L’acte d’imagination audacieux de Spielberg dans ce film est donc de nier son personnage un; il y a un moment cathartique de fin de film où Agatha (Samantha Morton), la plus talentueuse des pré-cogs, imagine la vie de Sean, racontant un scénario dévastateur à Anderton et à son ex-femme. Malgré le talent singulier de Spielberg pour l’imagerie, il ne montre rien de tout cela ; au lieu de cela, il nous montre Morton, sa conviction étrange de maîtrise de soi, à sa manière, comme celle de Cruise.

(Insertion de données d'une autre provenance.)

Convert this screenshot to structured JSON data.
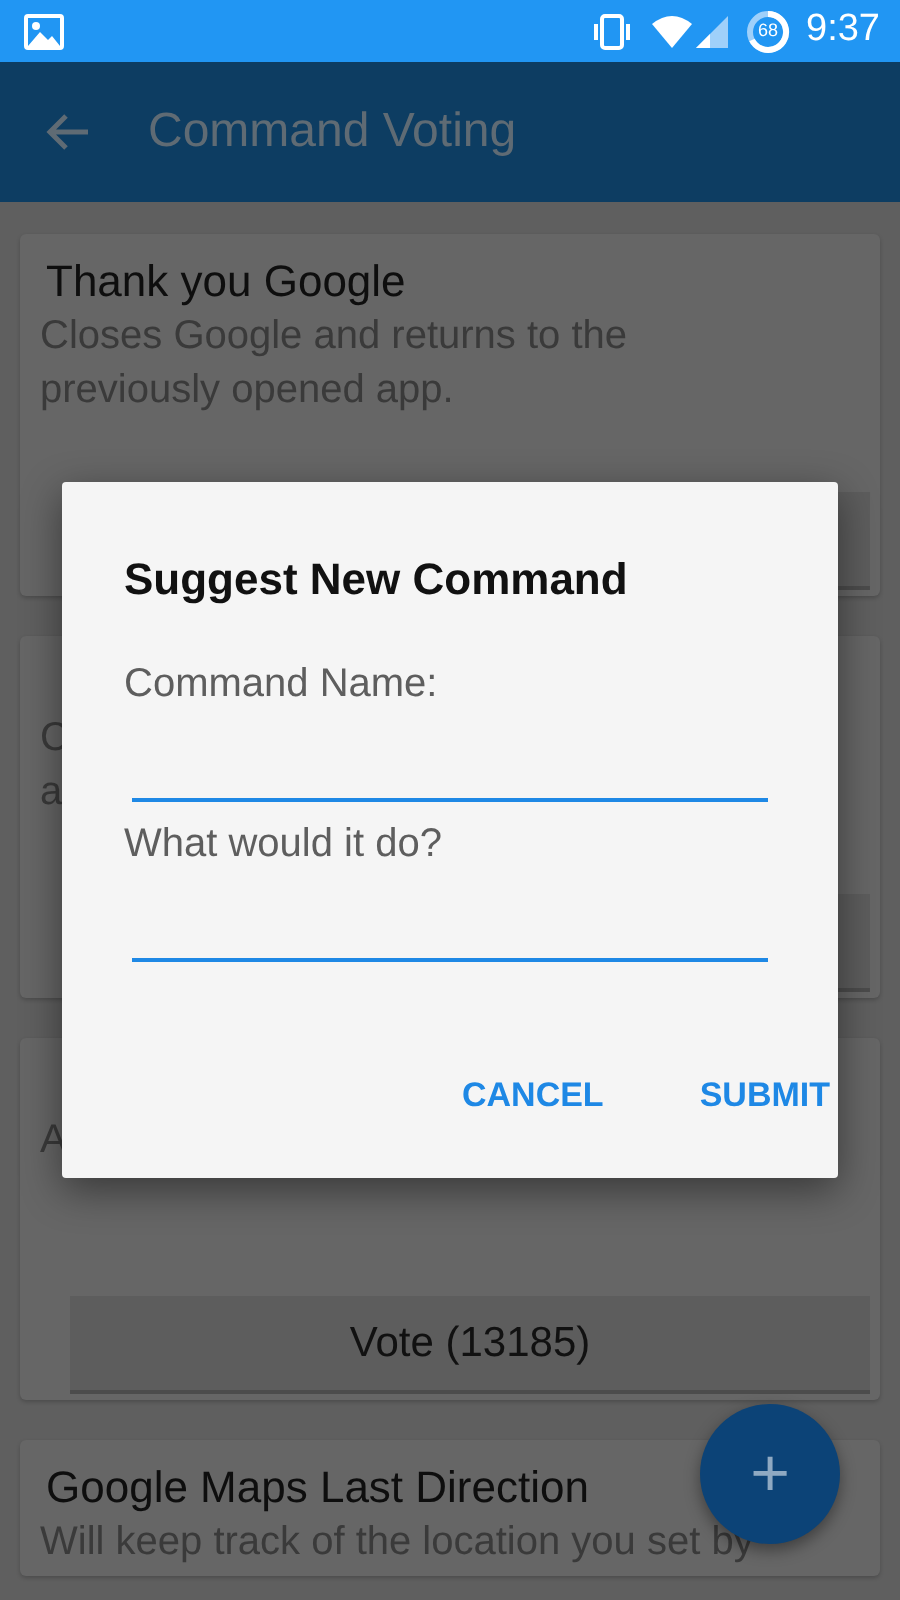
{
  "status_bar": {
    "battery": "68",
    "time": "9:37"
  },
  "app_bar": {
    "title": "Command Voting"
  },
  "cards": [
    {
      "title": "Thank you Google",
      "lines": [
        "Closes Google and returns to the",
        "previously opened app."
      ]
    },
    {
      "lines": [
        "C",
        "a"
      ]
    },
    {
      "lines": [
        "A"
      ],
      "vote_label": "Vote (13185)"
    },
    {
      "title": "Google Maps Last Direction",
      "lines": [
        "Will keep track of the location you set by"
      ]
    }
  ],
  "dialog": {
    "title": "Suggest New Command",
    "fields": [
      {
        "label": "Command Name:"
      },
      {
        "label": "What would it do?"
      }
    ],
    "buttons": [
      "CANCEL",
      "SUBMIT"
    ]
  },
  "fab": {
    "label": "+"
  }
}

Steven Spielberg et Tom Cruise
Steven Spielberg et Tom Cruise. Photographie: Reuters

Certes, Spielberg permet à la fin d’être plus douce que les tons les plus durs et les plus sombres des histoires de films noirs qui l’ont inspiré. Ce style noir, cependant, est rendu dans un tour de force technique; cela pourrait bien être la vitrine ultime pour le directeur de la photographie de longue date de Spielberg, Janusz Kaminski. Colorant le futur avec une désaturation délavée, Spielberg et Kaminski flirtent avec le monochrome – des images bleues et blanches à gros grain transforment les ombres noires en une lumière aveuglante et faussement utopique. C’est une brillante synthèse d’un passé rétro-analogique et d’un futur numérique (et un contraste fascinant avec le vieil ami de Spielberg, George Lucas, qui a également créé un monde numérique avec quelques touches noirâtres dans son Attack of the Clones, sorti le même été).

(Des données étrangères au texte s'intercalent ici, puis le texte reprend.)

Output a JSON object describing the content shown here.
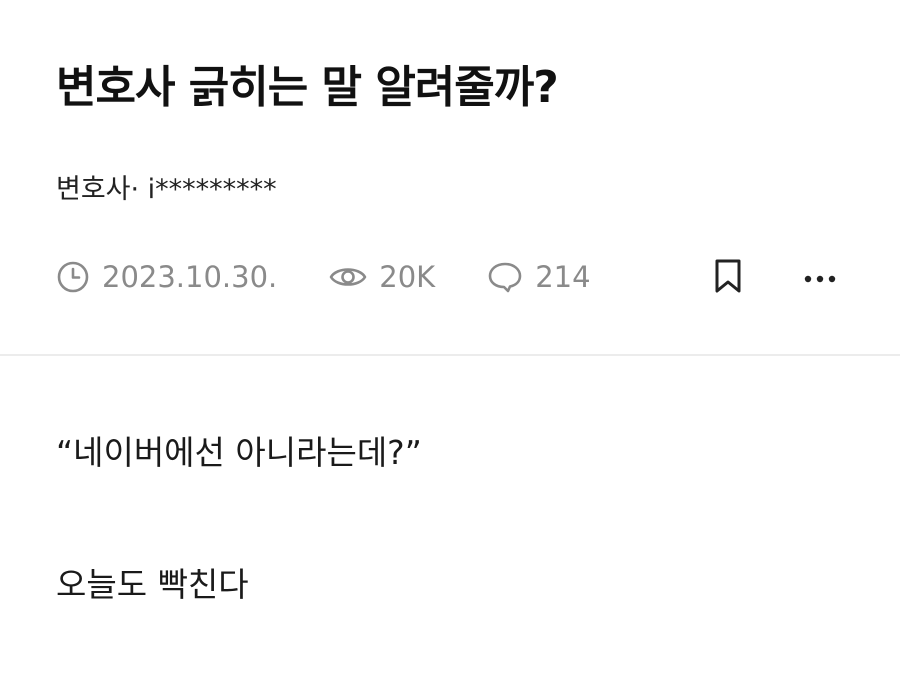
{
  "post": {
    "title": "변호사 긁히는 말 알려줄까?",
    "author_line": "변호사· i*********",
    "meta": {
      "date": "2023.10.30.",
      "views": "20K",
      "comments": "214"
    },
    "body_lines": [
      "“네이버에선 아니라는데?”",
      "오늘도 빡친다"
    ]
  },
  "icons": {
    "date": "clock-icon",
    "views": "eye-icon",
    "comments": "comment-bubble-icon",
    "bookmark": "bookmark-icon",
    "more": "more-dots-icon"
  },
  "colors": {
    "text": "#111111",
    "meta": "#8a8a8a",
    "divider": "#ececec",
    "background": "#ffffff"
  }
}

Il y a à la fois une actualité d’époque et une intemporalité prémonitoire dans ces images. Arrivé moins d’un an après le 11 septembre, Pre-Crime se sent en phase avec les politiques anticonstitutionnelles de l’ère George W Bush ; le film a été écrit avant la chute du World Trade Center et basé sur une histoire de Philip K Dick, mais l’urgence caractéristique de Spielberg l’a rendu particulièrement actuel. Et la vision du film de publicités ciblées sans fin, atteignant nos globes oculaires et laissant une trace numérique indésirable partout, est essentiellement Instagram en personne. (Comment Insta n’a-t-il pas de filtre Janusz Kaminski/Minority Report ?)

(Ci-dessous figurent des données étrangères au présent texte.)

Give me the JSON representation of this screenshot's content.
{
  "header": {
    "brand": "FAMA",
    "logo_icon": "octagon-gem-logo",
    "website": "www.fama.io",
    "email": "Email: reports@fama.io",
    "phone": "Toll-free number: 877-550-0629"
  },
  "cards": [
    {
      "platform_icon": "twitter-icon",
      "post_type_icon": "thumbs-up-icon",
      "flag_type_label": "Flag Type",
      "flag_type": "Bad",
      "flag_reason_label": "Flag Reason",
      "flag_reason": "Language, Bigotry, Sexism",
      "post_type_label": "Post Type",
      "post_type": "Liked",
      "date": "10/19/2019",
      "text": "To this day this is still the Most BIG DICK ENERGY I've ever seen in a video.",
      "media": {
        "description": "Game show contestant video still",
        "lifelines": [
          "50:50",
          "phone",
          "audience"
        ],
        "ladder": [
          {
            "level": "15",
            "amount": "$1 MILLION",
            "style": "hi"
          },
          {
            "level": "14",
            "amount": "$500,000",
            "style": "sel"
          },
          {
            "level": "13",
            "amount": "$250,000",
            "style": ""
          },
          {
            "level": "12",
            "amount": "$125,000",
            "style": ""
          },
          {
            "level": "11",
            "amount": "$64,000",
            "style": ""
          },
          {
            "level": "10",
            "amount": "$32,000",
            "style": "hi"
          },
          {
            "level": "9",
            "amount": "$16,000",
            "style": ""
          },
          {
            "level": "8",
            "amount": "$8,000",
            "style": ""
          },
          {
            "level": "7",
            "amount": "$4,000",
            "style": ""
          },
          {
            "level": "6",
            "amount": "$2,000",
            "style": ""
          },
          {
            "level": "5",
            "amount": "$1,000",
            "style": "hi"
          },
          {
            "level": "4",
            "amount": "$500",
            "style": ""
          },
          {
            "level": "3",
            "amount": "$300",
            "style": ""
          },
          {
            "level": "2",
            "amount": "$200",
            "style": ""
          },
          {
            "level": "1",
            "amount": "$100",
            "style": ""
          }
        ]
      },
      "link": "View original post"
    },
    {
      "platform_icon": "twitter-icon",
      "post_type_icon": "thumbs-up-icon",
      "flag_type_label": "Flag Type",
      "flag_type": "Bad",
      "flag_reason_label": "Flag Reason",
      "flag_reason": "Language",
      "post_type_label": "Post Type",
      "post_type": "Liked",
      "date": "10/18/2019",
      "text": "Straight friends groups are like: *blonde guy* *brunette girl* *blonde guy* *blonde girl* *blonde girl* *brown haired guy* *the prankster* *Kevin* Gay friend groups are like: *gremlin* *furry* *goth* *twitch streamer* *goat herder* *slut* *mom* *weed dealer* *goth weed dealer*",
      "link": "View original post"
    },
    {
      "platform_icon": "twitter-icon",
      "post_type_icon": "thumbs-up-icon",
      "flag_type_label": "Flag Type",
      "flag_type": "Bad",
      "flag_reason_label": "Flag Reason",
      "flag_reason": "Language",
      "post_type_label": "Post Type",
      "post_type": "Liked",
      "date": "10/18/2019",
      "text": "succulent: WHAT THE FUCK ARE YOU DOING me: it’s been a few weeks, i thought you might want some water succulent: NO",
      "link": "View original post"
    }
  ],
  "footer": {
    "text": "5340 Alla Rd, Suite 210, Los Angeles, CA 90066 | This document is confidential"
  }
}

Il est particulièrement frappant de constater que la vision de l’avenir de ce film est réfractée à travers des images de la star de cinéma américaine la plus inébranlable qui se fait maltraiter et découper. Top Gun: Maverick, malgré tous ses signes de tête stoïques envers le vieillissement et le passage du temps, ne tente rien d’aussi audacieux avec l’iconographie de Cruise. « Tout le monde court », répète Cruise tout au long de Minority Report, souvent averti de ne pas faire de pause. Cela devient son mantra, sa propre certitude retournée sur elle-même. Son étreinte de films d’action en fin de carrière, aussi formidables soient-ils souvent, réprimande cette notion: c’est Maverick / Ethan Hunt / Tom Cruise qui court et les autres personnages qui travaillent autour de ses exploits de bravoure. Dans le monde de Minority Report, cet exceptionnalisme de Cruise ne peut pas dépasser l’injustice du futur ou le passé immuable.